Monday, 5 April 2010

The media and the message

A former colleague and I sat down recently and were chatting about the struggles newspapers were having in a digital age. Now, a lot has been written on this topic, but so far a great deal has missed the point (In my admittedly humble opinion).

I frequently quote the following adage 'news is a story someone doesn't want you to hear, anything else is advertising'. By that definition most news is advertising. Most people are simply unaware that their news is written by PR firms and regurgitated by the press.

I should say for the record, I have no idea what the origins of that quote are, in fact I may have made it up to illustrate my point.

Newspapers are increasingly the medium by which the message is transmitted. The messages they produce are comment pieces, usually following the agenda of the paper itsel.f. They pump out material generated by others, rather than reporting news. This isn't true all the time, but surprisingly often it is.

Now, I'm fortunate. Having written a few press releases I know roughly what is and isn't PR material. I reckon I get an 80% hitrate. But most people are aware of the 'falseness' of news, but only subconciously. What I dont think people are aware of is exactly how calculated it is, or how little of what the read is actually news.

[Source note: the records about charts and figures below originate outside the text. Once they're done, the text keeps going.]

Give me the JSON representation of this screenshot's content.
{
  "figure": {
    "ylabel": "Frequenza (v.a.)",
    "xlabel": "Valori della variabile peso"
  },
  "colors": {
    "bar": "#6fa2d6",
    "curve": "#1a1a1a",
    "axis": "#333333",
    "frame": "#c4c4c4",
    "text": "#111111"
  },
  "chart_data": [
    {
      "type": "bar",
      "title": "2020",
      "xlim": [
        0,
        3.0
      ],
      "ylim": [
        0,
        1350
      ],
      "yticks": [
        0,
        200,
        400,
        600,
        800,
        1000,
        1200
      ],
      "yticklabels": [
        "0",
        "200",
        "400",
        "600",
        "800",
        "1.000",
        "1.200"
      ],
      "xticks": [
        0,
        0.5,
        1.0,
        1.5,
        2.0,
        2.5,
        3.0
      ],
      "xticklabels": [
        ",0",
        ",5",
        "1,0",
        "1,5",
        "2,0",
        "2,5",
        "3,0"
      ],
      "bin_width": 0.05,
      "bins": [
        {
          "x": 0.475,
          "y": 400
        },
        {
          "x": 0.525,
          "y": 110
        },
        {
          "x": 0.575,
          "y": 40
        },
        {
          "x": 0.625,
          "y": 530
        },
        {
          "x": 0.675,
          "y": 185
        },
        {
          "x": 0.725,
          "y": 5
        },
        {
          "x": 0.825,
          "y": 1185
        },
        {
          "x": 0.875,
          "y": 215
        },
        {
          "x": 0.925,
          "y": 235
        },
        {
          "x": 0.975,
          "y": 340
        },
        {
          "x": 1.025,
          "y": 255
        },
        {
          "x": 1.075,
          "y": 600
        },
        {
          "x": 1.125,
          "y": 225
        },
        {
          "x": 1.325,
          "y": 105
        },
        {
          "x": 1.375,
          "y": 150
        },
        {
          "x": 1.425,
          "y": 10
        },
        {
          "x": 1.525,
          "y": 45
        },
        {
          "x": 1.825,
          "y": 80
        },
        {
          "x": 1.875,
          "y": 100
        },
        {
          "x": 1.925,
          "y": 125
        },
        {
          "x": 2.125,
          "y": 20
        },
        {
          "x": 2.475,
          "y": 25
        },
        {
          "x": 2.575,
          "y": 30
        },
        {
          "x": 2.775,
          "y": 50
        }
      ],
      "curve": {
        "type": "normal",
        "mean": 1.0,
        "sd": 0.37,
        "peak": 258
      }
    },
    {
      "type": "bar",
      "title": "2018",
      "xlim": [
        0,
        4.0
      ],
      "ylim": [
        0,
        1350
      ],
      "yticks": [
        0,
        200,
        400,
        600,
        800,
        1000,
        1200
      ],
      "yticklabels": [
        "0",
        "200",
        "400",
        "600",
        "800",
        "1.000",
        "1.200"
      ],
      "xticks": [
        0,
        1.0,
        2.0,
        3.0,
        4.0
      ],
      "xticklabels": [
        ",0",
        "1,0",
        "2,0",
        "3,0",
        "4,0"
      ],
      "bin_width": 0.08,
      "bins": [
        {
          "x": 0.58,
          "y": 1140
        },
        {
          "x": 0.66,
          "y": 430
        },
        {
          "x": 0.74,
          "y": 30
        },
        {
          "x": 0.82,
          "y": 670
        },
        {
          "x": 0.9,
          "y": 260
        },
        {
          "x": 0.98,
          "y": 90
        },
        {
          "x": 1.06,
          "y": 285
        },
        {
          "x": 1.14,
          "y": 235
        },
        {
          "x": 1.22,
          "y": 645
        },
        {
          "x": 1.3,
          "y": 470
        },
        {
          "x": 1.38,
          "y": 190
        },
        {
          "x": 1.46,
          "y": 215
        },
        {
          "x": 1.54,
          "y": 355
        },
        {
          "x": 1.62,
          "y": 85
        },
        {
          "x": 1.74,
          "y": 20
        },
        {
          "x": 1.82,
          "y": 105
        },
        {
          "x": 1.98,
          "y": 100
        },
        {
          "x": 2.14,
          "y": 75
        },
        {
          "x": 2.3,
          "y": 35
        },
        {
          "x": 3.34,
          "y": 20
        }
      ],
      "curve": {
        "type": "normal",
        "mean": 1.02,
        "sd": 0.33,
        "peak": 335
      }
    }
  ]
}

With the proliferation of new media news sources traditional sources look increasingly A) expensive B) dull. Why would I read a story about something that happened yesterday on a piece of dead tree and pay for it? I can get my Jordan news for free, thanks.

I could go onto the websites and take a look there, but the websites arent offering me anything which I can't get elsewhere. Personally I stay fairly well tuned in to the Guardian and Telegraph websites, I rather like them, and I can usually find what I'm looking for. Plus I can always find something on one or the other to annoy me when I need a little middle of the day rage based pick me up.

But the old school journos have two things, access and experience. Unfortunately their access is too often granted from collusion and their experience is from rewriting press releases.

The thing I would pay for is news. Actual news. Things which shake society and redefine our relationship with power. Watergate, expenses (yes, it has happened in recent times), the tobacco industry expose on 60 minutes (limited though it was in many ways). I honestly think thats what more people would like to see. Remember the days when Parkinson would ask the same question a dozen times to get an answer? I miss those days.

Murdoch and others have to consider carefully what they are offering behind their paywalls. If its the same old thing, well I'll read that somewhere free, as will most people. The Telegraph can replace the Times, and I'll cheerily swap The Mirror or Mail for the Sun.

But if the formidable power of these institutions is to be redirected to true journalism, now that I'd pay for. That would be a truly unique service, one which I can't get from the blogs or any other source.

If the newspapers want to get back on top of the heap when it comes to the news and make money, there are three options:

1) They have to offer a unique product
2) They have to offer the same product as everyone else, but substantially cheaper then the competition
3) They have to provide the product at the same price as their competition, but make it more convenient.

I think what we'll see is a combination of 2 & 3. Option 1 is my idealistic way of confronting the world. Online media is cheap, and there is money to be made from advertising if you can get the volume of people onto the website in the first place.

The Guardian's iPhone app is (as I understand it) profitable, bringing money back into the company. This is unique in the industry (again, this is second hand, but from a source I trust). They've found a convenient way to deliver news and provided it at a price people will pay, so, unsurprisingly they do.

I'm increasingly convinced at least one of the papers will go entirely out of business in the next 2-3 years. Circulation is through the floor and innovation is nearly non existant. Which paper that might be, I dont know, certainly it'll be a broadsheet.

There are so many options for papers to move into the 21st century, so far they've been stubbornly resistant to doing so, but perhaps when they finally start to feel the pinch they'll do it.

Until then, lets all enjoy reading press releases from big companies printed on dead trees.